そこにオープニング曲“ブラック・シープ”のイントロが流れた瞬間、空気が一変した。会場にいた全員のスイッチが入ったかのように、耳だけでなく全身でアスのサウンドを受け止めようとする空気が生まれた。それに応えるように、パン(Harp)のハーモニカが熱を帯びる。普段は茶目っ気たっぷりの彼だが、ステージに立つ姿は一転、鬼気迫るほどの集中力を放っていた。

そんな前半のハイライトは“I Wanna Be Your Lover”。シンプルでブルージーなこの楽曲だが、特筆すべきは各パートの見せ場の精密さ。ギターとハーモニカ、それぞれが焦点を絞って最大限にエネルギーを放出しつつ、決してぶつかり合わない。その構成力の高さに驚かされた。

セットリスト中盤には、新曲がずらりと並ぶ。中でも興味深かったのは、アコースティック編成で披露された2曲。いつものように疾走感あふれるガレージサウンドとは異なり、よりブルースの深みにフォーカスしたサウンドで、アスの新たな表情を見せてくれた。

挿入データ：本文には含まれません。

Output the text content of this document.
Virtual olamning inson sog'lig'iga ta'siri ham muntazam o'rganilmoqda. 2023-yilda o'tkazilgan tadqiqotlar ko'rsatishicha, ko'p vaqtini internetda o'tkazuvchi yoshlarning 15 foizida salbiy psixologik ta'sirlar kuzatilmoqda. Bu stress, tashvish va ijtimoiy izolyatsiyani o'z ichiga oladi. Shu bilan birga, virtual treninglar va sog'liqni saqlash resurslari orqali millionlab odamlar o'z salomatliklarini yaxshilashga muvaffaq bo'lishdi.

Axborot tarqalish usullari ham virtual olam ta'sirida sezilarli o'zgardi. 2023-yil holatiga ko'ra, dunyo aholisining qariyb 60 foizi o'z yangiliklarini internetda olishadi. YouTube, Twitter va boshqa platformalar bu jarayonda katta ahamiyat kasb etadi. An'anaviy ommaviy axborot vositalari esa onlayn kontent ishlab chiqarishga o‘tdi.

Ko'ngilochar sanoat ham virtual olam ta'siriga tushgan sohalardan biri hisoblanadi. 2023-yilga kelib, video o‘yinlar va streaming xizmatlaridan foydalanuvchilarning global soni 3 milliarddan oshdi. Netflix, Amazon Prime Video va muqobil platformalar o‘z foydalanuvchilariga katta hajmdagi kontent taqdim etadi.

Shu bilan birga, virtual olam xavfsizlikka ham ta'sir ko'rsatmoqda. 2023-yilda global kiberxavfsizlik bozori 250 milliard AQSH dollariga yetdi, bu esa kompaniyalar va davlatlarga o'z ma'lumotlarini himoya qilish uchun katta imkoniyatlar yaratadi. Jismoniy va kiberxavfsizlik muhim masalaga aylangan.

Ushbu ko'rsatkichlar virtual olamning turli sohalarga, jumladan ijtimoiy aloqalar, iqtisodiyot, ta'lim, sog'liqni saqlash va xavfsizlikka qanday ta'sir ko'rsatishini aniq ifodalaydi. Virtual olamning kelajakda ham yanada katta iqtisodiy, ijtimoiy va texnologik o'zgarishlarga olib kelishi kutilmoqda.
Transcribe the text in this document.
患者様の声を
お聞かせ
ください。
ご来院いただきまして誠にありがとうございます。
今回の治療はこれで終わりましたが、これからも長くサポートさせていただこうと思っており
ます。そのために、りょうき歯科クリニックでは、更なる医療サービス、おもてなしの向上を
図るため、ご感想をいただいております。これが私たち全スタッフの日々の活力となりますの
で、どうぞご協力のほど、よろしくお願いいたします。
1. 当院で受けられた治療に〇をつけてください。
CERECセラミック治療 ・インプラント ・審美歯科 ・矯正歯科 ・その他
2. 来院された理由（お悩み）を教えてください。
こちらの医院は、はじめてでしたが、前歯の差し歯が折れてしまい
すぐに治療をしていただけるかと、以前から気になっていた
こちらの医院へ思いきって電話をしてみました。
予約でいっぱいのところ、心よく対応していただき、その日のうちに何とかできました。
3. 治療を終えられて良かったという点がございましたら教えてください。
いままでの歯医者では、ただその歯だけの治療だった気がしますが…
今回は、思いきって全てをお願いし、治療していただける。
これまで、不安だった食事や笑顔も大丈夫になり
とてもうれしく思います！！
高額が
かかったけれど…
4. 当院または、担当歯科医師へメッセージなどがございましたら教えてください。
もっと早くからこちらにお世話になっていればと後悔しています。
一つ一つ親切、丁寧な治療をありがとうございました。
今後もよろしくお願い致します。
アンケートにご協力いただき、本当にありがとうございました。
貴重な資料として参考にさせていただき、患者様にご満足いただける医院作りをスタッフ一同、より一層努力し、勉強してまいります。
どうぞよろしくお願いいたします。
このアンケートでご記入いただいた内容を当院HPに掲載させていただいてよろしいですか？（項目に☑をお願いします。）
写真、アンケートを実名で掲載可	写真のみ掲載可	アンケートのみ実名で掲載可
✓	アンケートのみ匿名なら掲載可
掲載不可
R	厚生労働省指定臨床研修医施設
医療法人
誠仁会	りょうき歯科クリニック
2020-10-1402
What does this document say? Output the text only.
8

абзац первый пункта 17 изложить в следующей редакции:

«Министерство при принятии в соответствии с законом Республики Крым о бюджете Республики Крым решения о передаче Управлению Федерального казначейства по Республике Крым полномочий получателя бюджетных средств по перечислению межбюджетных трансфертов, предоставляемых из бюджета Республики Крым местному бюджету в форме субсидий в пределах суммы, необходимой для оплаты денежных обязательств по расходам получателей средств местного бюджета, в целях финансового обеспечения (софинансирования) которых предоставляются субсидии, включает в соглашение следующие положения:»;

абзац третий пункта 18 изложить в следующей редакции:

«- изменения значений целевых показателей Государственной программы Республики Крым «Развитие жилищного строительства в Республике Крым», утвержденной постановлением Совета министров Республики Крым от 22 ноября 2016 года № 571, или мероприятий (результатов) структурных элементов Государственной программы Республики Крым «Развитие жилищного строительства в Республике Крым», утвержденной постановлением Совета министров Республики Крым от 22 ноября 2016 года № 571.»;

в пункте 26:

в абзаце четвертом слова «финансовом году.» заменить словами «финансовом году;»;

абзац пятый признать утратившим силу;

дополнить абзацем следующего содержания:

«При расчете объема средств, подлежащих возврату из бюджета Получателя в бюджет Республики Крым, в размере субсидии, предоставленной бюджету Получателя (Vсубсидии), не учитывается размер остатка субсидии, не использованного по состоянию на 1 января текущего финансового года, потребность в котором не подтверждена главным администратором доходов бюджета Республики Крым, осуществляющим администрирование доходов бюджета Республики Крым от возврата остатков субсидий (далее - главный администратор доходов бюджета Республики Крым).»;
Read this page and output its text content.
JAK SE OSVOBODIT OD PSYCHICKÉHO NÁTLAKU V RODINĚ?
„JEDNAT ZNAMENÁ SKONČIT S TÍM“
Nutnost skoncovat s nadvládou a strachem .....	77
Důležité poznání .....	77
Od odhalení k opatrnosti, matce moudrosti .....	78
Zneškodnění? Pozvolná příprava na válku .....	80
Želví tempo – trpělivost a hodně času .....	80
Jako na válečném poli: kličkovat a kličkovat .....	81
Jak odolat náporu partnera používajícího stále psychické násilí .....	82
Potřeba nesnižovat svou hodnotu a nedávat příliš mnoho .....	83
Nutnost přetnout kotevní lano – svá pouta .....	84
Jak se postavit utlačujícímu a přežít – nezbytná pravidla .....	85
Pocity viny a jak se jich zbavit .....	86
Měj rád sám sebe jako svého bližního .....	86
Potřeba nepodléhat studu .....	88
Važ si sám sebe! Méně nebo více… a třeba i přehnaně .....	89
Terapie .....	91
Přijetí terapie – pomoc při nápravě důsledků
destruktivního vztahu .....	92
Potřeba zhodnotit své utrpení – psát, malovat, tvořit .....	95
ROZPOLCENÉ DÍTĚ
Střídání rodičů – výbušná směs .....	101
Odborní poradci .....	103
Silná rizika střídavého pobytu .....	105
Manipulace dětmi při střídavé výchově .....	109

そして今夜最大のハイライトは、アンコールで披露された“Night Time”。アスの楽曲の中でも群を抜いてライブ映えするこの曲は、まさに生粋のガレージロックアンセム。昨年のWWWX公演に続き、今回も観客とバンドが完全に一体化する圧巻のフィナーレを迎えた。

毎回ハズレなしのハイボルテージなアスのライブ。コンスタントに日本を訪れてくれる彼らだからこそ、絶対に見逃したくないと思わせる、そんな不思議な魅力を放っている。